On December 21, 2012 Vessey accepted a public warning and loss of results for testing positive for canrenone. She admitted to taking a prescribed skincare product, but was not aware that it contained a diuretic.

Maggie rejoined Coach Greg Brock in 2014 and subsequently ran the three fastest 400m times of her career including a 52.82 clocking at the 2014 Occidental Invite. Benoit Duboscq serves as her strength coach. In May 2015 Vessey ran the second leg of the 4x800m US National Team which won the gold medal at the IAAF World Championships in the Bahamas and set a pending USA national record. It was the world's fastest time in this event for more than 20 years. Her split was 2:00.92. She also has individual 800m victories in 2015 at the Palo Alto Stanford Invitational, the Hoka One One Occidental Invite, and the Prefontaine Classic National 800m. Maggie tripped on someone's leg in the 800 meters final with 250 meters to go and finished 8th at 2015 USA Outdoor Track and Field Championships. She finished 7th in 800 m prelims 2016 United States Olympic Trials (track and field).
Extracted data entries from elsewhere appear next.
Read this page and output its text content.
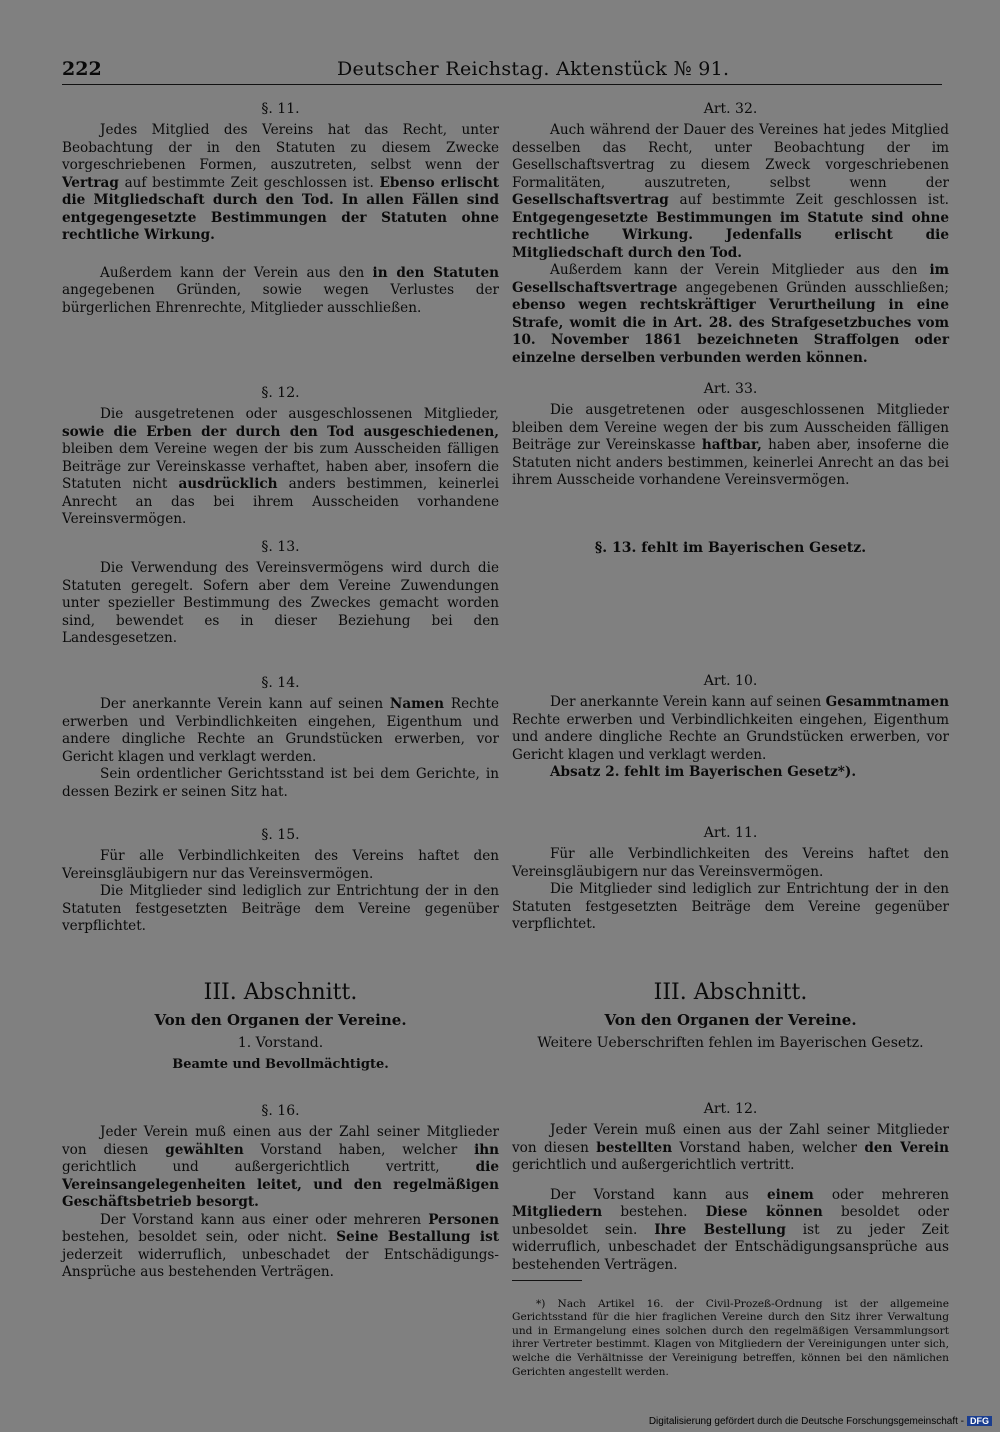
222	Deutscher Reichstag. Aktenstück № 91.
§. 11.

Jedes Mitglied des Vereins hat das Recht, unter Beobachtung der in den Statuten zu diesem Zwecke vorgeschriebenen Formen, auszutreten, selbst wenn der Vertrag auf bestimmte Zeit geschlossen ist. Ebenso erlischt die Mitgliedschaft durch den Tod. In allen Fällen sind entgegengesetzte Bestimmungen der Statuten ohne rechtliche Wirkung.

Außerdem kann der Verein aus den in den Statuten angegebenen Gründen, sowie wegen Verlustes der bürgerlichen Ehrenrechte, Mitglieder ausschließen.

§. 12.

Die ausgetretenen oder ausgeschlossenen Mitglieder, sowie die Erben der durch den Tod ausgeschiedenen, bleiben dem Vereine wegen der bis zum Ausscheiden fälligen Beiträge zur Vereinskasse verhaftet, haben aber, insofern die Statuten nicht ausdrücklich anders bestimmen, keinerlei Anrecht an das bei ihrem Ausscheiden vorhandene Vereinsvermögen.

§. 13.

Die Verwendung des Vereinsvermögens wird durch die Statuten geregelt. Sofern aber dem Vereine Zuwendungen unter spezieller Bestimmung des Zweckes gemacht worden sind, bewendet es in dieser Beziehung bei den Landesgesetzen.

§. 14.

Der anerkannte Verein kann auf seinen Namen Rechte erwerben und Verbindlichkeiten eingehen, Eigenthum und andere dingliche Rechte an Grundstücken erwerben, vor Gericht klagen und verklagt werden.

Sein ordentlicher Gerichtsstand ist bei dem Gerichte, in dessen Bezirk er seinen Sitz hat.

§. 15.

Für alle Verbindlichkeiten des Vereins haftet den Vereinsgläubigern nur das Vereinsvermögen.

Die Mitglieder sind lediglich zur Entrichtung der in den Statuten festgesetzten Beiträge dem Vereine gegenüber verpflichtet.

III. Abschnitt.
Von den Organen der Vereine.
1. Vorstand.
Beamte und Bevollmächtigte.
§. 16.

Jeder Verein muß einen aus der Zahl seiner Mitglieder von diesen gewählten Vorstand haben, welcher ihn gerichtlich und außergerichtlich vertritt, die Vereinsangelegenheiten leitet, und den regelmäßigen Geschäftsbetrieb besorgt.

Der Vorstand kann aus einer oder mehreren Personen bestehen, besoldet sein, oder nicht. Seine Bestallung ist jederzeit widerruflich, unbeschadet der Entschädigungs-Ansprüche aus bestehenden Verträgen.

Art. 32.

Auch während der Dauer des Vereines hat jedes Mitglied desselben das Recht, unter Beobachtung der im Gesellschaftsvertrag zu diesem Zweck vorgeschriebenen Formalitäten, auszutreten, selbst wenn der Gesellschaftsvertrag auf bestimmte Zeit geschlossen ist. Entgegengesetzte Bestimmungen im Statute sind ohne rechtliche Wirkung. Jedenfalls erlischt die Mitgliedschaft durch den Tod.

Außerdem kann der Verein Mitglieder aus den im Gesellschaftsvertrage angegebenen Gründen ausschließen; ebenso wegen rechtskräftiger Verurtheilung in eine Strafe, womit die in Art. 28. des Strafgesetzbuches vom 10. November 1861 bezeichneten Straffolgen oder einzelne derselben verbunden werden können.

Art. 33.

Die ausgetretenen oder ausgeschlossenen Mitglieder bleiben dem Vereine wegen der bis zum Ausscheiden fälligen Beiträge zur Vereinskasse haftbar, haben aber, insoferne die Statuten nicht anders bestimmen, keinerlei Anrecht an das bei ihrem Ausscheide vorhandene Vereinsvermögen.

§. 13. fehlt im Bayerischen Gesetz.
Art. 10.

Der anerkannte Verein kann auf seinen Gesammtnamen Rechte erwerben und Verbindlichkeiten eingehen, Eigenthum und andere dingliche Rechte an Grundstücken erwerben, vor Gericht klagen und verklagt werden.

Absatz 2. fehlt im Bayerischen Gesetz*).

Art. 11.

Für alle Verbindlichkeiten des Vereins haftet den Vereinsgläubigern nur das Vereinsvermögen.

Die Mitglieder sind lediglich zur Entrichtung der in den Statuten festgesetzten Beiträge dem Vereine gegenüber verpflichtet.

III. Abschnitt.
Von den Organen der Vereine.
Weitere Ueberschriften fehlen im Bayerischen Gesetz.
Art. 12.

Jeder Verein muß einen aus der Zahl seiner Mitglieder von diesen bestellten Vorstand haben, welcher den Verein gerichtlich und außergerichtlich vertritt.

Der Vorstand kann aus einem oder mehreren Mitgliedern bestehen. Diese können besoldet oder unbesoldet sein. Ihre Bestellung ist zu jeder Zeit widerruflich, unbeschadet der Entschädigungsansprüche aus bestehenden Verträgen.

*) Nach Artikel 16. der Civil-Prozeß-Ordnung ist der allgemeine Gerichtsstand für die hier fraglichen Vereine durch den Sitz ihrer Verwaltung und in Ermangelung eines solchen durch den regelmäßigen Versammlungsort ihrer Vertreter bestimmt. Klagen von Mitgliedern der Vereinigungen unter sich, welche die Verhältnisse der Vereinigung betreffen, können bei den nämlichen Gerichten angestellt werden.

Digitalisierung gefördert durch die Deutsche Forschungsgemeinschaft - DFG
On October 4, 2019 Maggie was inducted into the Cal Poly Athletics Hall of Fame.

==Personal life==
In 2013, Vessey started a fashion line for track competition. Vessey currently resides in Park City, Utah. Vessey married Dean Kretschmar in Utah on 7/7/2017.
She serves as assistant track coach at Park City High School and as a Global Real Estate Advisor at Engel & Volkers in Park City, Utah.